There doesn't seem to be anything in the original email that's specific to BIP 157. It's a restatement of the arguments against light clients:
- light clients are a burden on the full nodes that serve them
- if light clients become more popular, there won't be enough full nodes to serve them
- people might build products that depend on altruistic nodes serving data, which is unsustainable
- maybe at some point in the future, light clients will need to pay for services
The choice isn't between people using light clients or not. People already use light clients. The choice between whether we offer them a light client technology that is better or worse for privacy and scalability.

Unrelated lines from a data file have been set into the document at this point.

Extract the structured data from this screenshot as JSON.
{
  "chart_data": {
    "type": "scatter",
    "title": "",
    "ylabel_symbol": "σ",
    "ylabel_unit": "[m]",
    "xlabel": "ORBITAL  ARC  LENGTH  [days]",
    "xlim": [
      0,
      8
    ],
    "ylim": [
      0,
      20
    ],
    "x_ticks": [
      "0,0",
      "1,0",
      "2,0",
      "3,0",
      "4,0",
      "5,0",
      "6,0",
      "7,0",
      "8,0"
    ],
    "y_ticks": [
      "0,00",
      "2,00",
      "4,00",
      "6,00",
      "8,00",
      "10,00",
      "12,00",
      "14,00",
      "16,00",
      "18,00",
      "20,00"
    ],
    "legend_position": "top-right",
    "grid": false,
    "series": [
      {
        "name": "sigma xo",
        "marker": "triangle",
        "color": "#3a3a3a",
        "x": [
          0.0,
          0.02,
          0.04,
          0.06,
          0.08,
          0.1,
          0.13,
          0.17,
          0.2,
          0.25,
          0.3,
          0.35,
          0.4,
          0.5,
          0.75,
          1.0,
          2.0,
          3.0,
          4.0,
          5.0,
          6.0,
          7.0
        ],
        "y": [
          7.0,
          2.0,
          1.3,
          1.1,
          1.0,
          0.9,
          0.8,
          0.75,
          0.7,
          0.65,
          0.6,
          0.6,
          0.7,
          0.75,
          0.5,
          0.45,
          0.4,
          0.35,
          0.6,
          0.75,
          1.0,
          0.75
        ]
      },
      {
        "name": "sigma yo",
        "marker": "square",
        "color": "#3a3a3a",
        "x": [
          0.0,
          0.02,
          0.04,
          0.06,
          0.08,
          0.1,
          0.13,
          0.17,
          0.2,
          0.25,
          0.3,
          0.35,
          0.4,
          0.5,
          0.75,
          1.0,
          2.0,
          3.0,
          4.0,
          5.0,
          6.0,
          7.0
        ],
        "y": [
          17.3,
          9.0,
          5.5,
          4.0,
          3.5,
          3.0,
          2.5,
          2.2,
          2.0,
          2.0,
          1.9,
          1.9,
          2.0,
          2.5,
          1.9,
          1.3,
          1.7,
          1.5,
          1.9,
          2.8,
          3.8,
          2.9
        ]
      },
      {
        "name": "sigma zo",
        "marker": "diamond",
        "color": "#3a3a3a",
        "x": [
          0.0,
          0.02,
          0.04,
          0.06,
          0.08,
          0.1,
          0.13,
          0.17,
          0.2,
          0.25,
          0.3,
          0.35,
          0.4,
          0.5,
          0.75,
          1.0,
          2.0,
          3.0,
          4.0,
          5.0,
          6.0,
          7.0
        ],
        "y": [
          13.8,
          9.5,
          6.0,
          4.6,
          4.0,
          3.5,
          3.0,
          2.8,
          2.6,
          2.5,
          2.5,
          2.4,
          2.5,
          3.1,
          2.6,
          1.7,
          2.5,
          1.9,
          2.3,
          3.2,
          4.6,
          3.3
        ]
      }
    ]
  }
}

The arguments for why BIP 157 is better than the existing light client technologies are available elsewhere, but to summarize:
- they're unique for a block, which means they can easily be cached. Serving a filter requires no computation, just i/o (or memory access for cached filter/header data) and bandwidth. There are plenty of other services that a full node offers that use i/o and bandwidth, such as serving blocks.
- unique-for-block means clients can download from multiple sources
- the linked-headers/filters model allows hybrid approaches, where headers checkpoints can be fetched from trusted/signed nodes, with intermediate headers and filters fetched from untrusted sources
- less possibilities to DoS/waste resources on the serving node
- better for privacy
> The intention, as I understood it, of putting BIP157 directly into bitcoind was to essentially force all `bitcoind` users to possibly service BIP157 clients
Please. No-one is forcing anyone to do anything. To serve filters, a node user needs to download the latest version, set `-blockfilterindex=basic` to build the compact filters index, and set `-peercfilters` to serve them over P2P. This is an optional, off-by-default feature.